When Annie marries widower Edward Stonehouse and arrives at Guardbridge, his estate on the Yorkshire moors, she thinks she has finally put darkness behind her.

She is mistaken…

Edward's sister, Iris, still lives in the family home. A taxidermist and medium, she urges Annie to watch out for black feathers – claiming that they mark the spot where a spirit has visited.

At first, Annie dismisses her warnings. But, before long, an eerie almost haunting feeling takes over her.

What exactly happened to Edward's first wife? Why is Iris so disturbed? And should Annie be watching for signs from the dead - or rather is she the one being watched?

The Black Feathers is the second novel from Rebecca Netley, following The Whistling which was set on a remote Scottish island. Here, Netley walks a similar gothic path in another remote setting, this time the bleak Yorkshire moors and the estate called Guardbridge which our heroine, Annie, arrives at in typical gothic fashion. By that I mean Annie’s descriptions of the bleakness and the otherness of her surroundings and the effect they have on her thoughts and her imagination.

Annie is there because she has married widower Edward Stonehouse, partly to escape the dire circumstances of her previous life and to get away from her family, particularly her violent and domineering father. Stonehouse, an artist, has lost his previous wife and their son and is set in his rather strange ways, probably not helped by living in a remote, rather strange, house which is dark, gloomy and in a state of disrepair.

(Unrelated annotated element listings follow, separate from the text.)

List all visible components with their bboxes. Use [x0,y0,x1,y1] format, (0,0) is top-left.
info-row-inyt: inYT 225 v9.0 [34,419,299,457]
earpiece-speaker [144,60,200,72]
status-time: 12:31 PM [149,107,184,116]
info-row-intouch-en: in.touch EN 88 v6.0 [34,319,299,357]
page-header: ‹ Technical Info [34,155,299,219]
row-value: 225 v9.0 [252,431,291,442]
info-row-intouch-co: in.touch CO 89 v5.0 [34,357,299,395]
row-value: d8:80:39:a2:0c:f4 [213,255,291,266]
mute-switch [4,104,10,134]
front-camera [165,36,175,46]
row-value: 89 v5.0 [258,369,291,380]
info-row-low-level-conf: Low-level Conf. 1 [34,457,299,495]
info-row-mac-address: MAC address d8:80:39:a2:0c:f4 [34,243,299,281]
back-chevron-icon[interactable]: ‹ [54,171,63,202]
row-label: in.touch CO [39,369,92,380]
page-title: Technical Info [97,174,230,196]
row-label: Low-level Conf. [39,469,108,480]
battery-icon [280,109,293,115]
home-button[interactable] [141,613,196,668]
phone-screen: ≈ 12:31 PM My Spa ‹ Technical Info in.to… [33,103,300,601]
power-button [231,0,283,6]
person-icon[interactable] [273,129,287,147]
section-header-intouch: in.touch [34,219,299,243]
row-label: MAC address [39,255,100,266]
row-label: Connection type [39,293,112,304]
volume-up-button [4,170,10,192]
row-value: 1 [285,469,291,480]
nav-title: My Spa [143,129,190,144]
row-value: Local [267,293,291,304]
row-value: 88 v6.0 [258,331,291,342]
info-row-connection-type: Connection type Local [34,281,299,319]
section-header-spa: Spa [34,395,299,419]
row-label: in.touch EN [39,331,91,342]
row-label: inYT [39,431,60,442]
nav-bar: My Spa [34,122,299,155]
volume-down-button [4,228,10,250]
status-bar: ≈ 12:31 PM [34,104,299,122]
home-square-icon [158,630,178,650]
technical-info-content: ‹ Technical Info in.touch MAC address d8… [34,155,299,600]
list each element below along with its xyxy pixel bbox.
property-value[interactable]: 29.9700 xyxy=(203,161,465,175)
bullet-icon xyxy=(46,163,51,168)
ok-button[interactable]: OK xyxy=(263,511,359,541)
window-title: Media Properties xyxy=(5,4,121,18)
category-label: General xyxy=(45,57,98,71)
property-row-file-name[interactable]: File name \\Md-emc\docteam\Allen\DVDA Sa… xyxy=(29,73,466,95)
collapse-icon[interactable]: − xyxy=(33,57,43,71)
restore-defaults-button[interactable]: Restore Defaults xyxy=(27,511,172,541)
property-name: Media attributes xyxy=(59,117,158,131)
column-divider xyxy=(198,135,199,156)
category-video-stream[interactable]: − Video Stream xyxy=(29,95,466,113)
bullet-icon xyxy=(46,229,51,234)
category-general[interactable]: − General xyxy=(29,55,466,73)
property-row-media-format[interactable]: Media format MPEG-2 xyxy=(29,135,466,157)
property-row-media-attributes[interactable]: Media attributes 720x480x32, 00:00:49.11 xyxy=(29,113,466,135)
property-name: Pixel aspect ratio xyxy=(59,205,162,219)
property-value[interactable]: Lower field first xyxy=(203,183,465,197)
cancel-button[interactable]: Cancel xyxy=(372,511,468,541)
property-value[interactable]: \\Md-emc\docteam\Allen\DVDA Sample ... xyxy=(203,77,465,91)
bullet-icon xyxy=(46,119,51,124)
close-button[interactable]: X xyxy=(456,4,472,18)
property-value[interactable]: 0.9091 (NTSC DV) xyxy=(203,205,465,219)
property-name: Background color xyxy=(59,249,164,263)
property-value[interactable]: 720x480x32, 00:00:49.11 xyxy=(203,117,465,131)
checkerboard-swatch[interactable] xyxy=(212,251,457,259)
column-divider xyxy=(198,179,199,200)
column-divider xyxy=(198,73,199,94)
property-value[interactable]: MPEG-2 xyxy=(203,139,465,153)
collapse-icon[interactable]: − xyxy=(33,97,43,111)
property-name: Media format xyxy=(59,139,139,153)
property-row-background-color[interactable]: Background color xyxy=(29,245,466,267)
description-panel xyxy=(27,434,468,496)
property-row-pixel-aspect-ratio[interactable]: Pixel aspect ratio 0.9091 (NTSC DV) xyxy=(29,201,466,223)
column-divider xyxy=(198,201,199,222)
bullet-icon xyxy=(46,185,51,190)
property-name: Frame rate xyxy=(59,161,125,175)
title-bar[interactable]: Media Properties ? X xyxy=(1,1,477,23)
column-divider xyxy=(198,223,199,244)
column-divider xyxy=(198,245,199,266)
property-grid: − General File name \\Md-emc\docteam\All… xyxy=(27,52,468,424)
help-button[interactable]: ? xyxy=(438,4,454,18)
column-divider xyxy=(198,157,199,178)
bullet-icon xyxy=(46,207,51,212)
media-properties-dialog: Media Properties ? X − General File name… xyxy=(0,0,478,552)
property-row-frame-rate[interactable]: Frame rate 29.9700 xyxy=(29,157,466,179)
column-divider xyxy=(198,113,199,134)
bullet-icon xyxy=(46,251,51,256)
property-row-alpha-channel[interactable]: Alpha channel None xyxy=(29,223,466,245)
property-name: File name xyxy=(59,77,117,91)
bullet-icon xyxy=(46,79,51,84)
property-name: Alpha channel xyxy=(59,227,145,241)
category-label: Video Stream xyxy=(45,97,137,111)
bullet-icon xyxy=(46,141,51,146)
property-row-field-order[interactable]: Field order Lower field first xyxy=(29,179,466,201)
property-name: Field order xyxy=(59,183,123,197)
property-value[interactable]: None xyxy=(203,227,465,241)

However, if Annie thinks that Edward and his home are strange, wait until she meets his sister. Cue Iris, who is a taxidermist and medium. Annie has hardly settled in when Iris tells her to look out for black feathers being left by a restless spirit. Is Iris playing mind games with her, or do her words carry some truth, and if they do, who is this spirit and what do they want? Even worse, as Annie attends Iris’ monthly séances that take place on a full Moon, it seems obvious that Iris has some sort psychic ability and if Iris is a genuine medium, does she have the ability to uncover Annie’s secret which could destroy her new life. She has truly entered a whispering house of secrets, and perhaps the most deadliest secret of all is the real reason why Edward’s first wife and child died.

The Black Feathers is a slow burn of a gothic novel building up the atmosphere and dread and tension, using many of the established tropes of the form – remote location; creepy old house; enigmatic hero; strong-willed heroine; and a strange supporting character with their own agenda. It opens straight out of Rebecca with a short opening section before telling us we are Yorkshire in January in 1852 as we ease into the first of thirty-two chapters. Mainly told from Annie’s point of view as she encounters the twists and turns and revelations of living at Guardbridge with the Stonehouse family.

All in all, Netley adds her own seasoning to the standard gothic ingredients and allows them to simmer long enough to come up with a few unique flavours, serving up a novel that fans of the sub-genre will enjoy.